Avoid underflow using exp and minimum positive float128 in numpy

Question

I am trying to calculate the following ratio: w(i) / (sum(w(j)) where w are updated using an exponential decreasing function, i.e. w(i) = w(i) * exp(-k), k being a positive parameter. All the numbers are non-negative. This ratio is then used to a formula (multiply with a constant and add another constant). As expected, I soon run into underflow problems.

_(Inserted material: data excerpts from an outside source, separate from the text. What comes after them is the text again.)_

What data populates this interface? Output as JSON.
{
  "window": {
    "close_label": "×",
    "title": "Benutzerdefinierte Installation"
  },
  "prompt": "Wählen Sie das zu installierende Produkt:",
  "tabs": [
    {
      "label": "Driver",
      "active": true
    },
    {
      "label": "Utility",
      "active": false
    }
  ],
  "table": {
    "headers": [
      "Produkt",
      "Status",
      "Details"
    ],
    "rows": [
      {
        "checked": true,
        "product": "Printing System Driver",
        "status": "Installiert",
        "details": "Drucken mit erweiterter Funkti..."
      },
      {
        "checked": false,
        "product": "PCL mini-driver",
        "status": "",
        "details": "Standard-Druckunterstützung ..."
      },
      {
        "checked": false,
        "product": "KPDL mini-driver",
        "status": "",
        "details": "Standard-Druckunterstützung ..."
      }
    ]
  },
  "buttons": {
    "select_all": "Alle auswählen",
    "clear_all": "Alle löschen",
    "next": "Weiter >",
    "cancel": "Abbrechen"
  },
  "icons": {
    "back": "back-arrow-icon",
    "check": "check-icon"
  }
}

I guess this happens often but can someone give me some references on how to deal with this? I did not find an appropriate transformation so one thing I tried to do is set some minimum positive number as a safety threshold but I did not manage to find which is the minimum positive float (I am representing numbers in numpy.float128). How can I actually get the minimum positive such number on my machine? The code looks like this:

w = np.ones(n, dtype='float128')
lt = np.ones(n)
for t in range(T):
    p = (1-k) * w / w.sum() + (k/n)
    # Process a subset of the n elements, call it set I, j is some range()
    for i in I: 
        s = p[list(j[i])].sum()
        lt /= s
        w[s] *= np.exp(-k * lt)

where k is some constant in (0,1) and n is the length of the array

Answer 1

When working with exponentially small numbers it's usually better to work in log space. For example, log(w*exp(-k)) = log(w) - k, which won't have any over/underflow problems unless k is itself exponentially large or w is zero. And, if w is zero, numpy will correctly return -inf. Then, when doing the sum, you factor out the largest term:

log_w = np.log(w) - k
max_log_w = np.max(log_w)
# Individual terms in the following may underflow, but then they wouldn't
# contribute to the sum anyways.
log_sum_w = max_log_w + np.log(np.sum(np.exp(log_w - max_log_w)))
log_ratio = log_w - log_sum_w

This probably isn't exactly what you want since you could just factor out the k completely (assuming it's a constant and not an array), but it should get you on your way.

Scikit-learn implements a similar thing with extmath.logsumexp, but it's basically the same as the above.